The dynamic clustering of insulin receptor underlies its signaling and is disrupted in insulin resistance

Insulin receptor (IR) signaling is central to normal metabolic control and is dysregulated in metabolic diseases such as type 2 diabetes. We report here that IR is incorporated into dynamic clusters at the plasma membrane, in the cytoplasm and in the nucleus of human hepatocytes and adipocytes. Insulin stimulation promotes further incorporation of IR into these dynamic clusters in insulin-sensitive cells but not in insulin-resistant cells, where both IR accumulation and dynamic behavior are reduced. Treatment of insulin-resistant cells with metformin, a first-line drug used to treat type 2 diabetes, can rescue IR accumulation and the dynamic behavior of these clusters. This rescue is associated with metformin’s role in reducing reactive oxygen species that interfere with normal dynamics. These results indicate that changes in the physico-mechanical features of IR clusters contribute to insulin resistance and have implications for improved therapeutic approaches.
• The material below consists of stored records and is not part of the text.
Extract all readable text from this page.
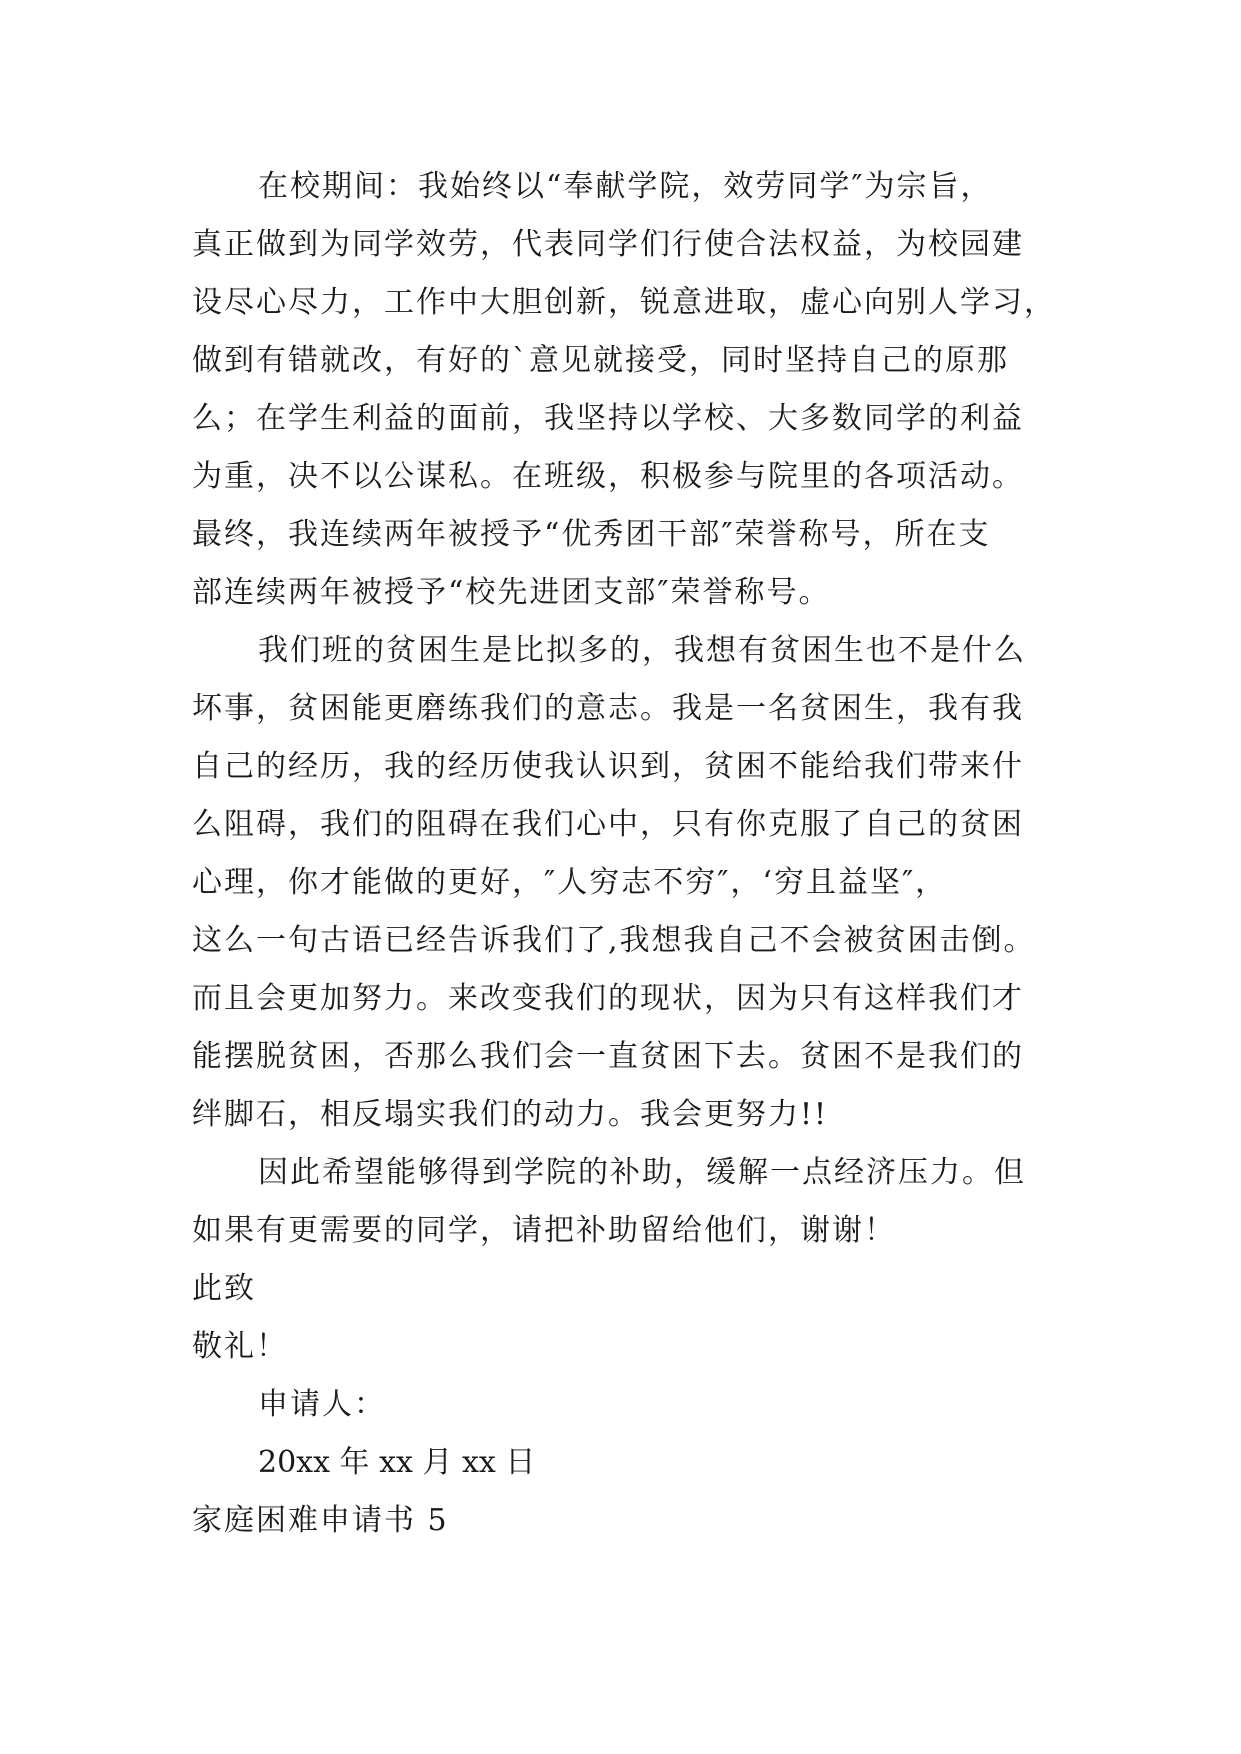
在校期间：我始终以“奉献学院，效劳同学″为宗旨，
真正做到为同学效劳，代表同学们行使合法权益，为校园建
设尽心尽力，工作中大胆创新，锐意进取，虚心向别人学习，
做到有错就改，有好的`意见就接受，同时坚持自己的原那
么；在学生利益的面前，我坚持以学校、大多数同学的利益
为重，决不以公谋私。在班级，积极参与院里的各项活动。
最终，我连续两年被授予“优秀团干部″荣誉称号，所在支
部连续两年被授予“校先进团支部″荣誉称号。
我们班的贫困生是比拟多的，我想有贫困生也不是什么
坏事，贫困能更磨练我们的意志。我是一名贫困生，我有我
自己的经历，我的经历使我认识到，贫困不能给我们带来什
么阻碍，我们的阻碍在我们心中，只有你克服了自己的贫困
心理，你才能做的更好，″人穷志不穷″，‘穷且益坚″，
这么一句古语已经告诉我们了,我想我自己不会被贫困击倒。
而且会更加努力。来改变我们的现状，因为只有这样我们才
能摆脱贫困，否那么我们会一直贫困下去。贫困不是我们的
绊脚石，相反塌实我们的动力。我会更努力!!
因此希望能够得到学院的补助，缓解一点经济压力。但
如果有更需要的同学，请把补助留给他们，谢谢！
此致
敬礼！
申请人：
20xx 年 xx 月 xx 日
家庭困难申请书 5
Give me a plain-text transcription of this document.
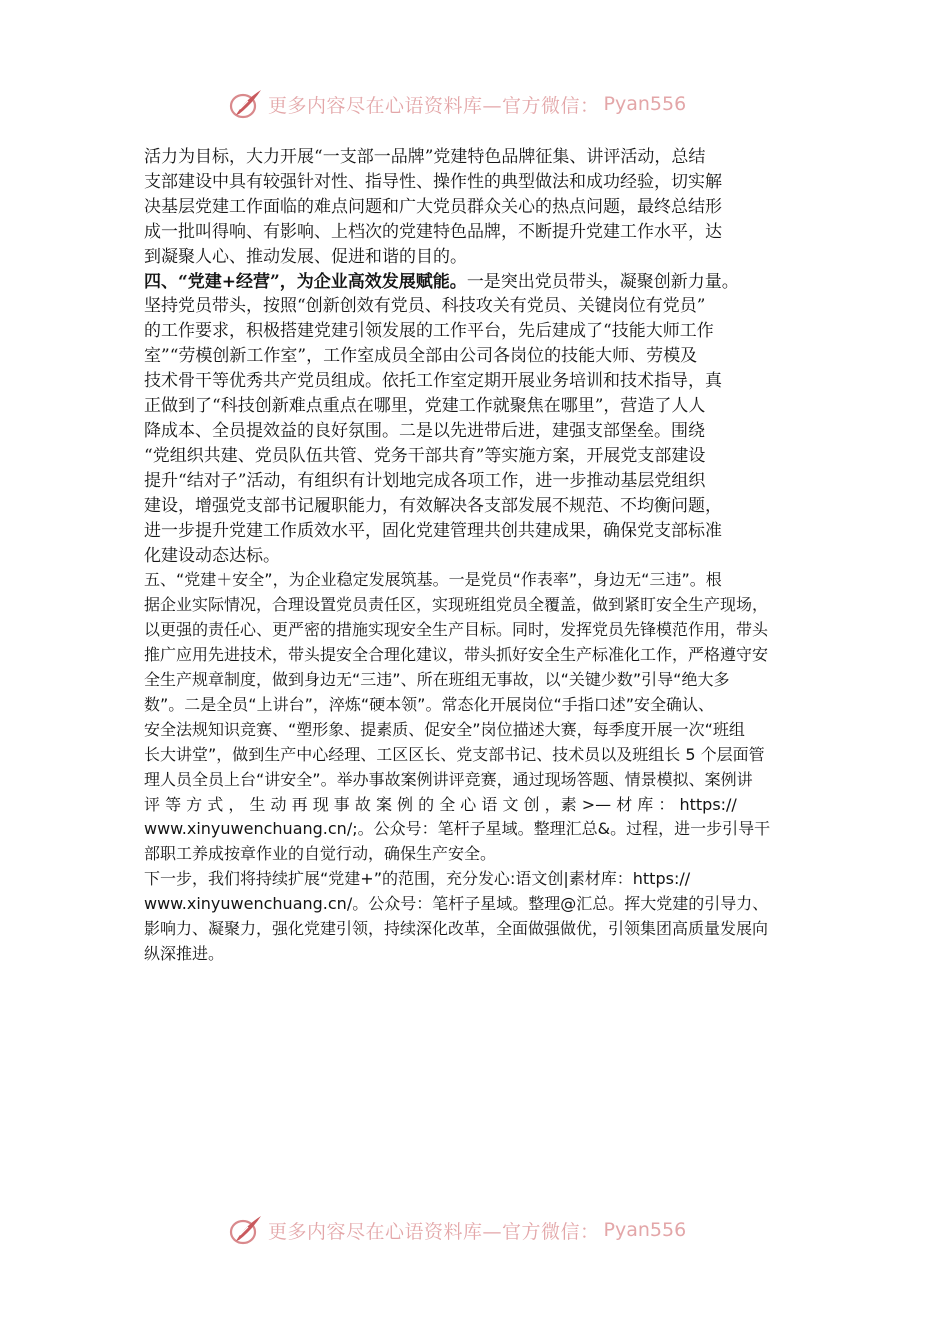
更多内容尽在心语资料库—官方微信： Pyan556

活力为目标，大力开展“一支部一品牌”党建特色品牌征集、讲评活动，总结
支部建设中具有较强针对性、指导性、操作性的典型做法和成功经验，切实解
决基层党建工作面临的难点问题和广大党员群众关心的热点问题，最终总结形
成一批叫得响、有影响、上档次的党建特色品牌，不断提升党建工作水平，达
到凝聚人心、推动发展、促进和谐的目的。

四、“党建+经营”，为企业高效发展赋能。一是突出党员带头，凝聚创新力量。
坚持党员带头，按照“创新创效有党员、科技攻关有党员、关键岗位有党员”
的工作要求，积极搭建党建引领发展的工作平台，先后建成了“技能大师工作
室”“劳模创新工作室”，工作室成员全部由公司各岗位的技能大师、劳模及
技术骨干等优秀共产党员组成。依托工作室定期开展业务培训和技术指导，真
正做到了“科技创新难点重点在哪里，党建工作就聚焦在哪里”，营造了人人
降成本、全员提效益的良好氛围。二是以先进带后进，建强支部堡垒。围绕
“党组织共建、党员队伍共管、党务干部共育”等实施方案，开展党支部建设
提升“结对子”活动，有组织有计划地完成各项工作，进一步推动基层党组织
建设，增强党支部书记履职能力，有效解决各支部发展不规范、不均衡问题，
进一步提升党建工作质效水平，固化党建管理共创共建成果，确保党支部标准
化建设动态达标。

五、“党建＋安全”，为企业稳定发展筑基。一是党员“作表率”，身边无“三违”。根
据企业实际情况，合理设置党员责任区，实现班组党员全覆盖，做到紧盯安全生产现场，
以更强的责任心、更严密的措施实现安全生产目标。同时，发挥党员先锋模范作用，带头
推广应用先进技术，带头提安全合理化建议，带头抓好安全生产标准化工作，严格遵守安
全生产规章制度，做到身边无“三违”、所在班组无事故，以“关键少数”引导“绝大多
数”。二是全员“上讲台”，淬炼“硬本领”。常态化开展岗位“手指口述”安全确认、
安全法规知识竞赛、“塑形象、提素质、促安全”岗位描述大赛，每季度开展一次“班组
长大讲堂”，做到生产中心经理、工区区长、党支部书记、技术员以及班组长 5 个层面管
理人员全员上台“讲安全”。举办事故案例讲评竞赛，通过现场答题、情景模拟、案例讲
评 等 方 式 ， 生 动 再 现 事 故 案 例 的 全 心 语 文 创 ，素 >— 材 库 ： https://
www.xinyuwenchuang.cn/;。公众号：笔杆子星域。整理汇总&。过程，进一步引导干
部职工养成按章作业的自觉行动，确保生产安全。

下一步，我们将持续扩展“党建+”的范围，充分发心:语文创|素材库：https://
www.xinyuwenchuang.cn/。公众号：笔杆子星域。整理@汇总。挥大党建的引导力、
影响力、凝聚力，强化党建引领，持续深化改革，全面做强做优，引领集团高质量发展向
纵深推进。

更多内容尽在心语资料库—官方微信： Pyan556
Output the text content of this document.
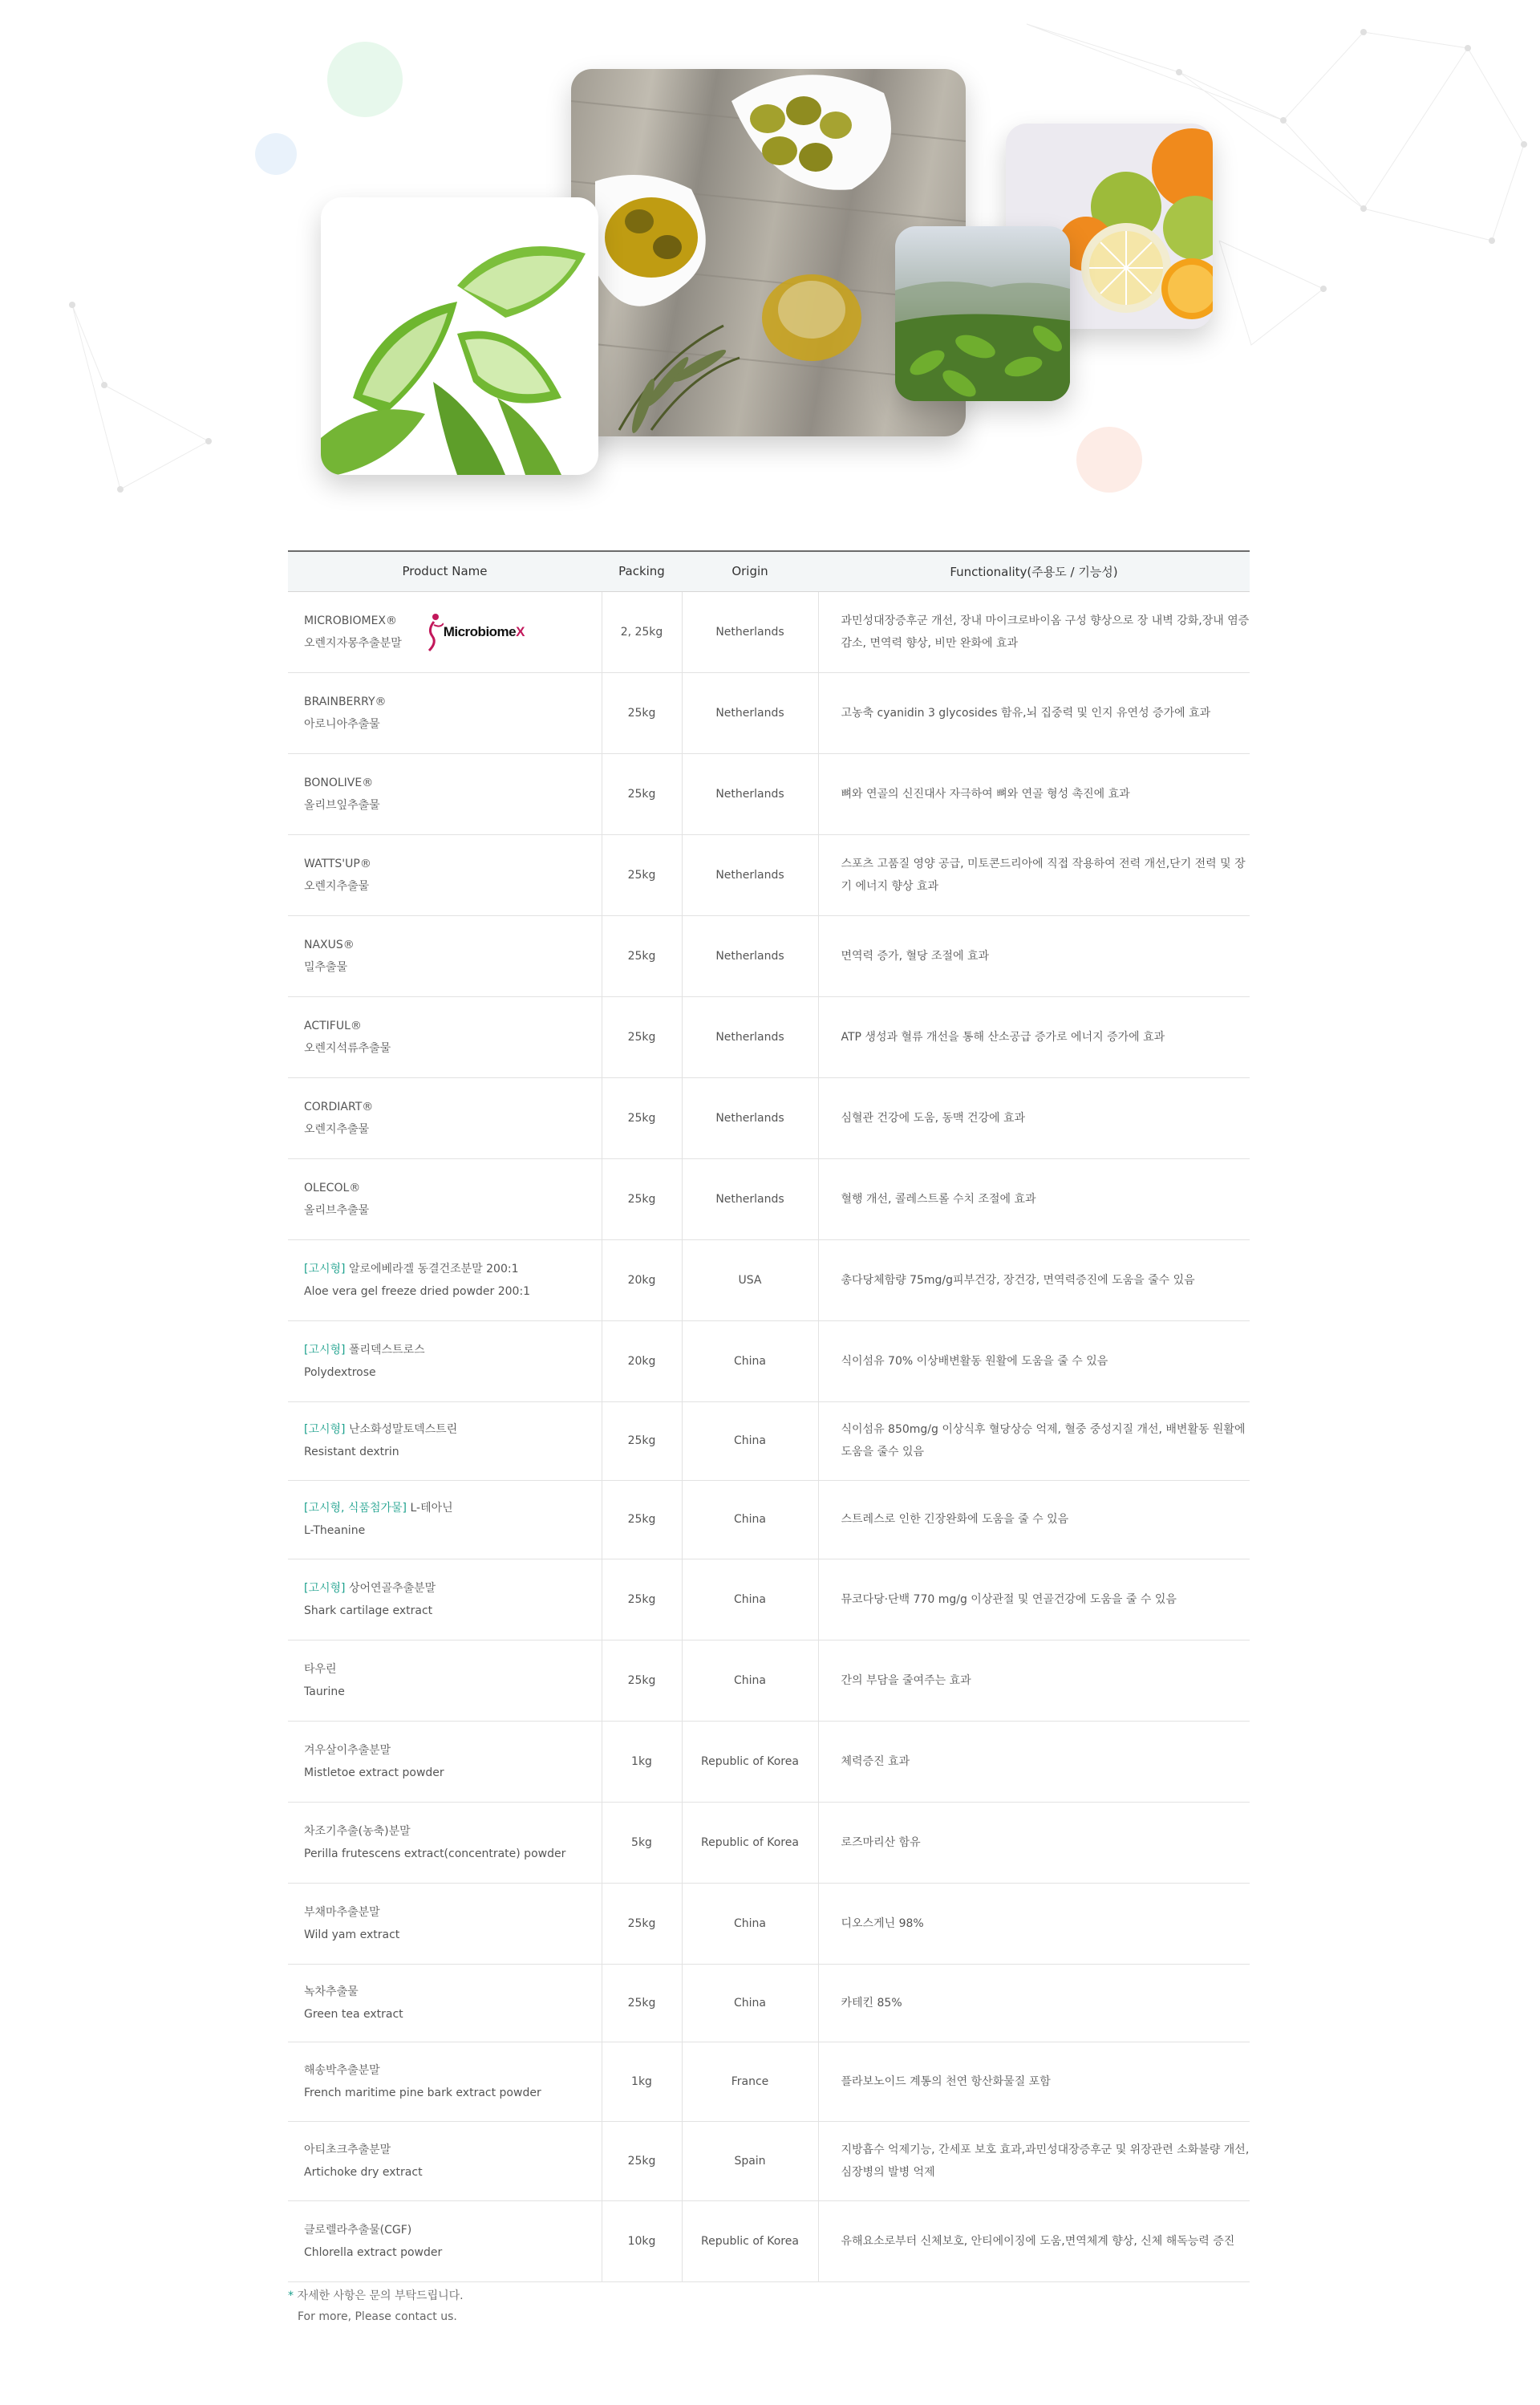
Product Name	Packing	Origin	Functionality(주용도 / 기능성)

MICROBIOMEX®
오렌지자몽추출분말
MicrobiomeX	2, 25kg	Netherlands	과민성대장증후군 개선, 장내 마이크로바이옴 구성 향상으로 장 내벽 강화,장내 염증 감소, 면역력 향상, 비만 완화에 효과

BRAINBERRY®
아로니아추출물	25kg	Netherlands	고농축 cyanidin 3 glycosides 함유,뇌 집중력 및 인지 유연성 증가에 효과

BONOLIVE®
올리브잎추출물	25kg	Netherlands	뼈와 연골의 신진대사 자극하여 뼈와 연골 형성 촉진에 효과

WATTS'UP®
오렌지추출물	25kg	Netherlands	스포츠 고품질 영양 공급, 미토콘드리아에 직접 작용하여 전력 개선,단기 전력 및 장기 에너지 향상 효과

NAXUS®
밀추출물	25kg	Netherlands	면역력 증가, 혈당 조절에 효과

ACTIFUL®
오렌지석류추출물	25kg	Netherlands	ATP 생성과 혈류 개선을 통해 산소공급 증가로 에너지 증가에 효과

CORDIART®
오렌지추출물	25kg	Netherlands	심혈관 건강에 도움, 동맥 건강에 효과

OLECOL®
올리브추출물	25kg	Netherlands	혈행 개선, 콜레스트롤 수치 조절에 효과

[고시형] 알로에베라겔 동결건조분말 200:1
Aloe vera gel freeze dried powder 200:1	20kg	USA	총다당체함량 75mg/g피부건강, 장건강, 면역력증진에 도움을 줄수 있음

[고시형] 폴리덱스트로스
Polydextrose	20kg	China	식이섬유 70% 이상배변활동 원활에 도움을 줄 수 있음

[고시형] 난소화성말토덱스트린
Resistant dextrin	25kg	China	식이섬유 850mg/g 이상식후 혈당상승 억제, 혈중 중성지질 개선, 배변활동 원활에 도움을 줄수 있음

[고시형, 식품첨가물] L-테아닌
L-Theanine	25kg	China	스트레스로 인한 긴장완화에 도움을 줄 수 있음

[고시형] 상어연골추출분말
Shark cartilage extract	25kg	China	뮤코다당·단백 770 mg/g 이상관절 및 연골건강에 도움을 줄 수 있음

타우린
Taurine	25kg	China	간의 부담을 줄여주는 효과

겨우살이추출분말
Mistletoe extract powder	1kg	Republic of Korea	체력증진 효과

차조기추출(농축)분말
Perilla frutescens extract(concentrate) powder	5kg	Republic of Korea	로즈마리산 함유

부채마추출분말
Wild yam extract	25kg	China	디오스게닌 98%

녹차추출물
Green tea extract	25kg	China	카테킨 85%

해송박추출분말
French maritime pine bark extract powder	1kg	France	플라보노이드 계통의 천연 항산화물질 포함

아티초크추출분말
Artichoke dry extract	25kg	Spain	지방흡수 억제기능, 간세포 보호 효과,과민성대장증후군 및 위장관련 소화불량 개선, 심장병의 발병 억제

클로렐라추출물(CGF)
Chlorella extract powder	10kg	Republic of Korea	유해요소로부터 신체보호, 안티에이징에 도움,면역체계 향상, 신체 해독능력 증진
* 자세한 사항은 문의 부탁드립니다.
For more, Please contact us.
胰岛素受体（Insulin Receptor, IR）信号转导是正常代谢调控的核心机制，在2型糖尿病等代谢疾病中会发生失调。本研究证实，在人类肝细胞与脂肪细胞内，胰岛素受体可于细胞膜、细胞质及细胞核中形成动态簇结构。胰岛素敏感细胞经胰岛素刺激后，胰岛素受体会进一步向此类动态簇中募集；而在胰岛素抵抗细胞中，这一募集过程无法发生，且该类细胞内胰岛素受体的聚集水平与簇结构的动态行为均出现显著降低。使用临床治疗2型糖尿病的一线药物二甲双胍处理胰岛素抵抗细胞，可恢复胰岛素受体的聚集水平与这些簇结构的动态行为。该恢复效应与二甲双胍能够清除干扰正常动态过程的活性氧（Reactive Oxygen Species, ROS）密切相关。上述研究结果表明，胰岛素受体簇的物理力学特性改变是胰岛素抵抗的重要致病因素之一，同时也为优化代谢疾病的治疗策略提供了潜在方向。